BP Sells Assets To Cover Gulf Oil Spill CostsAugust 20, 2012
According to a recent report by Bloomburg Business, BP PLC is selling some of its oil fields in the Gulf of Mexico to help supplement the cost of the 2010 Gulf Coast oil spill. Reportedly, BP is asking upwards of 7.9 billion dollars for some of the oil fields it is attempting to sell. According to industry sources, BP could clear up to $5 billion to $6 billion after the buyer pays taxes. Sources say that BP has refused to comment on the sale but it still plans to remain one of the largest oil and gas producers in the Gulf.

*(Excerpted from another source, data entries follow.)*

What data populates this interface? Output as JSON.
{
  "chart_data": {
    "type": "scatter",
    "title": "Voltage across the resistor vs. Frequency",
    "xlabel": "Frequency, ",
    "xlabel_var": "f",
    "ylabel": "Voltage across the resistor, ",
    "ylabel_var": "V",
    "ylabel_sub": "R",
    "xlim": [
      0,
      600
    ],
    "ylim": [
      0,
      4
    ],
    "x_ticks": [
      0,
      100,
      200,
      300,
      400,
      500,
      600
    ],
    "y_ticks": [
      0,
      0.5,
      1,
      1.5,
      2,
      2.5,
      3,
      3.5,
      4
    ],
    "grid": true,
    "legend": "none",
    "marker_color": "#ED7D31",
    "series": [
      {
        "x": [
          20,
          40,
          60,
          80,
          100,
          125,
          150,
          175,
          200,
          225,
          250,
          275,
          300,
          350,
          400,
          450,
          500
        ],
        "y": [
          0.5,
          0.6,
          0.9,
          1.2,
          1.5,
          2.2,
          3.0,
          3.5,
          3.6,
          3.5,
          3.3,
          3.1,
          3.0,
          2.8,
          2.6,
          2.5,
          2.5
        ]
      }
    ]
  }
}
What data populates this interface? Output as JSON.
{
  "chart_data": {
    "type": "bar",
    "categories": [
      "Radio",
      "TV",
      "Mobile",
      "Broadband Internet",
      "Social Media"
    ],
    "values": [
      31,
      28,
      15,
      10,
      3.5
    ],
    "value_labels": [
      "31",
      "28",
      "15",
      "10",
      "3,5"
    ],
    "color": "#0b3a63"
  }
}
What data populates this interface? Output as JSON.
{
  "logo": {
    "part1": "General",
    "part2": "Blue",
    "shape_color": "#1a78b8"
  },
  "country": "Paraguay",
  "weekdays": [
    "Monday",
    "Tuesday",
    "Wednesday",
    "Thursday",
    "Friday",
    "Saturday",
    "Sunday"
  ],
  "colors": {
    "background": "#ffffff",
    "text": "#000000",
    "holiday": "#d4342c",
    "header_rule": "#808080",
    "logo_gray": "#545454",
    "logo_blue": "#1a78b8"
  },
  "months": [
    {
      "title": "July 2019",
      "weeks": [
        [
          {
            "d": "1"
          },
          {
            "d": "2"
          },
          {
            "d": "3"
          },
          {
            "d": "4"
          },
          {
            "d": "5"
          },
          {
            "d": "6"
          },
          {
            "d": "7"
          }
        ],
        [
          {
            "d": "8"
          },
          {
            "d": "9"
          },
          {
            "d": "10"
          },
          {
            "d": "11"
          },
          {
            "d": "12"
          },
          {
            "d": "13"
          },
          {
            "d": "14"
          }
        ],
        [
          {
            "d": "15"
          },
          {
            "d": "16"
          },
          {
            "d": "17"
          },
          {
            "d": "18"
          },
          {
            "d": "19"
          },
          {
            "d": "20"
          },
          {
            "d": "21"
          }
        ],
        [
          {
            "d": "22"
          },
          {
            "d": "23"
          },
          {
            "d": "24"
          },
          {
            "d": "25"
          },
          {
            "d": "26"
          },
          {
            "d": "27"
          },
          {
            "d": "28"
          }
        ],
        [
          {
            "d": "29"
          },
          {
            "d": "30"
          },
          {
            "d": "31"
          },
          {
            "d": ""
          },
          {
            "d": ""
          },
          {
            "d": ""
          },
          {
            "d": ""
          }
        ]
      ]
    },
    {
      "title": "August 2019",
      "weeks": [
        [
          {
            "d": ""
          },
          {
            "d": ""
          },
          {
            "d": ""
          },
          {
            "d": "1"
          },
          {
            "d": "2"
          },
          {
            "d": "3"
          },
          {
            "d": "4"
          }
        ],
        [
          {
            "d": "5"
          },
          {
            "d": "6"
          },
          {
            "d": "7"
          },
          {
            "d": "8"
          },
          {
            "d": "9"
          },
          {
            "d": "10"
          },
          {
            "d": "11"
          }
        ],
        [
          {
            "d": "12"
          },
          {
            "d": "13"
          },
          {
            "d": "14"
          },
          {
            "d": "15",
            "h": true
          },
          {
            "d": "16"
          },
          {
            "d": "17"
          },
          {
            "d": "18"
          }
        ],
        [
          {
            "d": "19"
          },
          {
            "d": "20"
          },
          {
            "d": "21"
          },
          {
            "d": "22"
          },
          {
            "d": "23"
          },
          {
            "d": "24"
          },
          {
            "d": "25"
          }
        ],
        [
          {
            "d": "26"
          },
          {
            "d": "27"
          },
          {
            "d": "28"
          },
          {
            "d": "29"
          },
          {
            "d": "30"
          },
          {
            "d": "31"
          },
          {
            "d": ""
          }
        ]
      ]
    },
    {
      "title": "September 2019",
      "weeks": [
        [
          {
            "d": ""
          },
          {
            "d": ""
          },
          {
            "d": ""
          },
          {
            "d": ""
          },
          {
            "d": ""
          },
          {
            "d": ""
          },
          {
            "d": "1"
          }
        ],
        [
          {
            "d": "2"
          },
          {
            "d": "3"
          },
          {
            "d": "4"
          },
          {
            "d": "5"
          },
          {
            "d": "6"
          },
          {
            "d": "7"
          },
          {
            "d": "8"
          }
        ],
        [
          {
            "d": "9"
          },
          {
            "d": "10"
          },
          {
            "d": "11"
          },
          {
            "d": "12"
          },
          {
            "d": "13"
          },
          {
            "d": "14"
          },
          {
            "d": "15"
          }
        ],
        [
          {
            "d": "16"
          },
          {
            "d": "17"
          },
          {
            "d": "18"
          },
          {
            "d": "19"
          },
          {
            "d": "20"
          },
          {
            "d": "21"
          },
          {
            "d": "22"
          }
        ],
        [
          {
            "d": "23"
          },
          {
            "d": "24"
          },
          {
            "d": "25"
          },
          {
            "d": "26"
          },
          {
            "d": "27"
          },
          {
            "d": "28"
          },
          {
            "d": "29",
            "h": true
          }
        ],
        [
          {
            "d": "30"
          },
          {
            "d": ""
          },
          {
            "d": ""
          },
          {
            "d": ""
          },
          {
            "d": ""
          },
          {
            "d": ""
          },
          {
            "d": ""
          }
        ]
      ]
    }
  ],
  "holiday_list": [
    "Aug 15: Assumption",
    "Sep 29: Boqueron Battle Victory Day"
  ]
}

In fact, BP says that the public should not confuse BP business transactions with BP’s commitment to the Gulf of Mexico. Reportedly, BP still plans to invest at least $4 billion per year over the next decade in the Gulf. Sources say the company has six rigs in the Gulf now and plans to have eight by the end of the year. Further, BP insiders report that London-based BP hopes to sell $38 billion worth of assets by the end of 2013 to help pay the costs of cleaning up the Gulf oil spill. Sources say BP has also announced it is selling a California refinery along with pipelines and gasoline stations for an expected $2.5 billion. Reportedly, this deal brought BP's asset sales to $26.5 billion since the April 2010 Gulf oil spill.
According to Bloomburg, in July, BP reported a second-quarter loss of $1.4 billion on lower oil prices, falling production and write-downs of assets including shale-gas holdings in the U.S. The loss was larger than analysts expected and a reversal from profit of $5.7 billion a year earlier.